La gauche de la gauche, en ordre dispersé. Le Front de gauche, qui réunit essentiellement le Parti communiste français et le Parti de gauche de Jean-Luc Mélenchon, est entré de plain pied dans la campagne, mardi 7 avril, en présentant ses têtes de liste à la presse. Il propose, sur son site, une déclaration de principe "pour changer d'Europe", et est crédité de 4 à 6 % des voix (5,3 % en 2004). Le Nouveau parti anticapitaliste s'est contenté de présenter la majorité de ses têtes de liste, pour la plupart inconnues, Olivier Besancenot prévoyant de ne figurer qu'en 3e position sur la liste en Ile-de-France. Le parti, qui caracole à 9 % d'intentions de vote, mise sur un démarrage de la campagne en mai. Enfin, Lutte ouvrière, qui avait fait listes communes avec la LCR en 1999 et 2004, est cette fois partie seule, devenant l'un des premiers partis à publier l'intégralité de ses listes (sans Arlette Laguiller). Il juge toutefois "peu vraisemblable" d'atteindre les 5 % nécessaires pour avoir des élus. Les sondages lui accordent 2 à 3 %.
Le FN tente de se relancer. Le parti d'extrême droite a choisi de remuscler son discours pour enrayer les revers enregistrés depuis l'élection présidentielle et contrer la liste dissidente de Carl Lang face à Marine Le Pen.
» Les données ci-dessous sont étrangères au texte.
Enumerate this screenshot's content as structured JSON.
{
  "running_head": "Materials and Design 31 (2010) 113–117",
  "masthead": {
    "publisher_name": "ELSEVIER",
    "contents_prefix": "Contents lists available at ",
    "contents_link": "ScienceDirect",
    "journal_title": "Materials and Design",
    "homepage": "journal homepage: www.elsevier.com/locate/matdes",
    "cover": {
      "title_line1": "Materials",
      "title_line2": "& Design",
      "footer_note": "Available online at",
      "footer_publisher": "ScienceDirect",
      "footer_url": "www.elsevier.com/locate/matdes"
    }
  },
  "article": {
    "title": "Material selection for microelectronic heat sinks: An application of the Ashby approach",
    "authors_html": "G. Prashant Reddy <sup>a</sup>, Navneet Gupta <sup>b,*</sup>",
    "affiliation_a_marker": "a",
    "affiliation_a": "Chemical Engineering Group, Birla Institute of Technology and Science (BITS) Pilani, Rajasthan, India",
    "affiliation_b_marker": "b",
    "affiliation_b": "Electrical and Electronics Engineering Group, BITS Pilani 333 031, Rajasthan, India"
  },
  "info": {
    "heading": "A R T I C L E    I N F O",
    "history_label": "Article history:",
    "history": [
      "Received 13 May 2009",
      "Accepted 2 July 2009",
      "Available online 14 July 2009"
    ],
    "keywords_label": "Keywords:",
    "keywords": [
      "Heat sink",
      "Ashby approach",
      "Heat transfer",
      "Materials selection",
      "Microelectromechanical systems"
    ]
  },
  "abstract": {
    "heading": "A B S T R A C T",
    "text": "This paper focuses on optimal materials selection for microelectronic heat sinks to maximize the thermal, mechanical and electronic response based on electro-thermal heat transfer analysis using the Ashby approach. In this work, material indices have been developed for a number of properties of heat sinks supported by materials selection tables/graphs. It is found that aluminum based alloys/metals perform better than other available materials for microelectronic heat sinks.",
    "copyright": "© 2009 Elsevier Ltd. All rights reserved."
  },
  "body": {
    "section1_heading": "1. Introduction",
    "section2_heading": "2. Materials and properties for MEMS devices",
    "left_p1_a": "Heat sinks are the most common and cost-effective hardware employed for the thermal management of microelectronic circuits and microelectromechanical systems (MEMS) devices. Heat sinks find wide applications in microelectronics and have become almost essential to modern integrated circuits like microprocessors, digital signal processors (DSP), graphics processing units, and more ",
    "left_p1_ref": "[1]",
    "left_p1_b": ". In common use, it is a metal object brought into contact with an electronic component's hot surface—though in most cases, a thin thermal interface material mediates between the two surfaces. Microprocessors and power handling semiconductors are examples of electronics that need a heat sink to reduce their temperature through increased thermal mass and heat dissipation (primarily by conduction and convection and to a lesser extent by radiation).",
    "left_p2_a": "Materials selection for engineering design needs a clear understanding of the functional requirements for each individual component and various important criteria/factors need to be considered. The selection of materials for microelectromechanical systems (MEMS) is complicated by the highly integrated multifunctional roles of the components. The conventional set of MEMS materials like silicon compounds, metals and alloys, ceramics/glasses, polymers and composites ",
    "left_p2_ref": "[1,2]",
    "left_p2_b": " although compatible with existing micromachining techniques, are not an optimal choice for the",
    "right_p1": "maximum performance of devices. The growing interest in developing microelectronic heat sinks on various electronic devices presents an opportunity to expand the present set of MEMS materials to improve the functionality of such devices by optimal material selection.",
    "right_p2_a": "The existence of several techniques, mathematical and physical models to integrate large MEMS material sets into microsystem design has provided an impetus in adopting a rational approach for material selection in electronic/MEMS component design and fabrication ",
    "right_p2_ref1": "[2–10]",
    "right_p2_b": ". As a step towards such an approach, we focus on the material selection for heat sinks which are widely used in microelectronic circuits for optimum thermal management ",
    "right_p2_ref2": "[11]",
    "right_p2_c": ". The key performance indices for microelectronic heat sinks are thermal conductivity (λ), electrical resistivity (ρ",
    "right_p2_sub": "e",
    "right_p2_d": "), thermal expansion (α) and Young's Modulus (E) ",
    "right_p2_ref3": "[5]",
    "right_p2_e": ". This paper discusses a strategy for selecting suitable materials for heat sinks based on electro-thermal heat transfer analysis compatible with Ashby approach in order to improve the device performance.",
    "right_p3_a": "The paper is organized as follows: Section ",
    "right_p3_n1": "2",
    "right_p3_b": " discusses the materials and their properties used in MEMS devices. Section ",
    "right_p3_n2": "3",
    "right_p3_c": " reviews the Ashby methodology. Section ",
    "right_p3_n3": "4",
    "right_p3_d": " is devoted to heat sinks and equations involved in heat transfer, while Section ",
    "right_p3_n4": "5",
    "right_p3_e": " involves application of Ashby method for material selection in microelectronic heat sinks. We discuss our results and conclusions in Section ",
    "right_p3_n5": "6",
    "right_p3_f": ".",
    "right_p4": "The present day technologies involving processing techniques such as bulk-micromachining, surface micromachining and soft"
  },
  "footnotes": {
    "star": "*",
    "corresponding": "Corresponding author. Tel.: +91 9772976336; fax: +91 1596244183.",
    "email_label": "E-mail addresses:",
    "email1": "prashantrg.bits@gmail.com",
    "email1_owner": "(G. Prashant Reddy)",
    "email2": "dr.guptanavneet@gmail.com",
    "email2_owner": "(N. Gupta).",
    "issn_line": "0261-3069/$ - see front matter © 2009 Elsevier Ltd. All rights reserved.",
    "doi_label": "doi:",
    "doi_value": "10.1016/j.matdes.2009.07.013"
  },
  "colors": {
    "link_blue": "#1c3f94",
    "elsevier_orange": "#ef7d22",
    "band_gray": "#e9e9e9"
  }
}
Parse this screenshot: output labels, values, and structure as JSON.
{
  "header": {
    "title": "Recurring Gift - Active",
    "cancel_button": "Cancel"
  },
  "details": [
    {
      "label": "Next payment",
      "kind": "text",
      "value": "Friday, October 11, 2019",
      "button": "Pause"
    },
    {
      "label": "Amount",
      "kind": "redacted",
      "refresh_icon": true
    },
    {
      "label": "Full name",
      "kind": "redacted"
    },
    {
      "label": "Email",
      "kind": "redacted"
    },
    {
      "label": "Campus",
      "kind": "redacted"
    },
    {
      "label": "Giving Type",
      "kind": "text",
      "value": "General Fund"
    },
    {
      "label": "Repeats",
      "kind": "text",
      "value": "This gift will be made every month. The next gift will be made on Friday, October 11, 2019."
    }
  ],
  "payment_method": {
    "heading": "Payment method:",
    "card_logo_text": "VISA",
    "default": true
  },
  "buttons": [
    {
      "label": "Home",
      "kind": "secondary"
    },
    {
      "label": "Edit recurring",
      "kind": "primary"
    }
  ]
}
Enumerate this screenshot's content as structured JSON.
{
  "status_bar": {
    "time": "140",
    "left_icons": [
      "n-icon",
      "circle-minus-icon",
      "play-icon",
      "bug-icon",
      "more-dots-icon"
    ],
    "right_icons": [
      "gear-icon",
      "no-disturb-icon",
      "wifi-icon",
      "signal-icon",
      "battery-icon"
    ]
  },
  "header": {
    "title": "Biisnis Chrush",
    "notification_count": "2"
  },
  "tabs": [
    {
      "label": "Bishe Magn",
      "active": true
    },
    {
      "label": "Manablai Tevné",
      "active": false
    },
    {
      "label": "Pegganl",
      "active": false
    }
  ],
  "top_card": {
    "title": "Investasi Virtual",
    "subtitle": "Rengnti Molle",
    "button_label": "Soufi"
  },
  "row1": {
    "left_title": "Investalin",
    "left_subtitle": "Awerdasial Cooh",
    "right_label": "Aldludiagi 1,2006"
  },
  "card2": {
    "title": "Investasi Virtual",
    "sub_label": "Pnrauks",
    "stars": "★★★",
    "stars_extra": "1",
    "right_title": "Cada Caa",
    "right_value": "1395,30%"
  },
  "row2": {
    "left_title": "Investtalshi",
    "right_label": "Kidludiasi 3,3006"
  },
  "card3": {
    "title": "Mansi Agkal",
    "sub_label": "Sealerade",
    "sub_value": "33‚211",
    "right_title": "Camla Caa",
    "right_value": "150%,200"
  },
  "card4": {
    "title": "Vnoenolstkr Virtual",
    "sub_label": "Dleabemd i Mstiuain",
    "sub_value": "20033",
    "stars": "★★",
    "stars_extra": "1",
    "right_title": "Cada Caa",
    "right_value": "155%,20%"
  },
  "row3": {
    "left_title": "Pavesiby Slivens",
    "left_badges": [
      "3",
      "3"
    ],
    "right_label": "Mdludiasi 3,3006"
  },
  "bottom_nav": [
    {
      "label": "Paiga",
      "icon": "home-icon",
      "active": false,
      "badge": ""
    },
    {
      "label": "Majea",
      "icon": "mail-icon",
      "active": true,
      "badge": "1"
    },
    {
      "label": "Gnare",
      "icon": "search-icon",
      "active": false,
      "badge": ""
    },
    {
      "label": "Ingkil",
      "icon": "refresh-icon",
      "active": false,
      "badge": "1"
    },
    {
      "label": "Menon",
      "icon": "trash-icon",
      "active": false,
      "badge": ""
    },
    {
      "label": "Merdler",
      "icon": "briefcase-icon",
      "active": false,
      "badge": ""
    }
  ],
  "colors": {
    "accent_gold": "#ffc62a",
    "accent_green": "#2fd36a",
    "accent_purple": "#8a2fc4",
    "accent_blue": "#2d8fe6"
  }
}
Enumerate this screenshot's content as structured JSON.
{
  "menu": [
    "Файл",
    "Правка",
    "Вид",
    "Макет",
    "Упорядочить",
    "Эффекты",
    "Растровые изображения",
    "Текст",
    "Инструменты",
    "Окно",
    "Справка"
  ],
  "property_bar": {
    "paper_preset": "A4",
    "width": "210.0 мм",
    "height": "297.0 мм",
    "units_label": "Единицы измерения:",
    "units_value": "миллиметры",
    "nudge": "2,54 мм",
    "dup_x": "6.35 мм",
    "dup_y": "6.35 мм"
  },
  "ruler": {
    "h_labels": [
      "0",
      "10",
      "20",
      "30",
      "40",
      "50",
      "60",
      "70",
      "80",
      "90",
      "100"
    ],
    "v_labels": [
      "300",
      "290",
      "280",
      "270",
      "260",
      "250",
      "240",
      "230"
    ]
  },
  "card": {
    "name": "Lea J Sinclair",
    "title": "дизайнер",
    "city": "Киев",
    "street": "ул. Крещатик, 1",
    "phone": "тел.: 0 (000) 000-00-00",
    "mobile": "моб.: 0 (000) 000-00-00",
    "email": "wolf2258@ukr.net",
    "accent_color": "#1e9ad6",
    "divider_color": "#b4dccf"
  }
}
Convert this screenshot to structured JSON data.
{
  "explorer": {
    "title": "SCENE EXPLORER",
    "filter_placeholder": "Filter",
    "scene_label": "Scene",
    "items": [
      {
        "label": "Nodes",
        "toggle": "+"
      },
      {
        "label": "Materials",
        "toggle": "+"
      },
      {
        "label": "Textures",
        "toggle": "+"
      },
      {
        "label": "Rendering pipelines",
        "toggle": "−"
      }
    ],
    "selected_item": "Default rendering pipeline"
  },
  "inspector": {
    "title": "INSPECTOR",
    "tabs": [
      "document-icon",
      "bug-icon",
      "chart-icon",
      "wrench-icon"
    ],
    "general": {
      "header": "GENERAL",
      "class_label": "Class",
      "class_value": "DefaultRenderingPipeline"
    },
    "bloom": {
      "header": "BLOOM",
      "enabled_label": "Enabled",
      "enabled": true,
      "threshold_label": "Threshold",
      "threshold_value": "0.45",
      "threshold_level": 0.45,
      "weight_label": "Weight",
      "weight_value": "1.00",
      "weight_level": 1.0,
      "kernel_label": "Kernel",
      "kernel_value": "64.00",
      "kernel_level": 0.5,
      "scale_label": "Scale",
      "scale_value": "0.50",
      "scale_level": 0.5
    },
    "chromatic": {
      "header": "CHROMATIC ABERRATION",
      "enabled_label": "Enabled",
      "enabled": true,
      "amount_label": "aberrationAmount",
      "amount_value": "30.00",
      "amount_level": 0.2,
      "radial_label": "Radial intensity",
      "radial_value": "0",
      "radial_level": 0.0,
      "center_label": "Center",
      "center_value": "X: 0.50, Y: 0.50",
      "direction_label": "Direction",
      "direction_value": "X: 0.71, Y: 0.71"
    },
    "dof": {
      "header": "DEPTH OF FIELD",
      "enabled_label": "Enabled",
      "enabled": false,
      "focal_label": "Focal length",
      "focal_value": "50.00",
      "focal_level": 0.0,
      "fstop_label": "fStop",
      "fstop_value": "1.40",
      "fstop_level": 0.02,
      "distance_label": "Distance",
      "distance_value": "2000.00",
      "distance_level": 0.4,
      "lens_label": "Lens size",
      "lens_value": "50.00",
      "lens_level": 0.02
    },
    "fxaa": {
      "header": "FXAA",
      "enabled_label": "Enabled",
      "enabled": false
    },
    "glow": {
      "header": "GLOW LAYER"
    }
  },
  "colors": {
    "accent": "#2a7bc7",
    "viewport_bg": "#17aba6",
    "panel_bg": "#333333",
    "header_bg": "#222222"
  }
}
Au lancement de la campagne, mi-mars, ses leaders, largement investis têtes de liste, ont fustigé "l'immigration-invasion", et accusé l'Europe de tous les maux, avant de décliner diverses affiches provocatrices (affirmant que Jaurès et Salengro auraient voté FN). Les listes complètes sont toujours attendues, mais un site dédié renvoie vers les blogs des candidats. Le Front national obtiendrait 6 % des voix (9,4 % en 2004).
Les souverainistes en embuscade. le MPF de Philippe de Villiers et Chasse, nature, pêche et traditions de Frédéric Nihous ont cette fois fait alliance, sous la bannière et le projet du mouvement euro-sceptique Libertas, mais n'ont désigné leurs têtes de liste que le 31 mars et ne présentent pas d'agenda. Ils sont crédités de 5 à 6 % des voix (8,84 % au MPF en 2004). Debout la République, de Nicolas Dupont-Aignan, a présenté ses principaux candidats plus tôt, mais le député de l'Essonne a depuis renoncé à la deuxième place sur la liste en Ile-de-France. Son site de campagne est en revanche très développé, de même que le projet et l'agenda.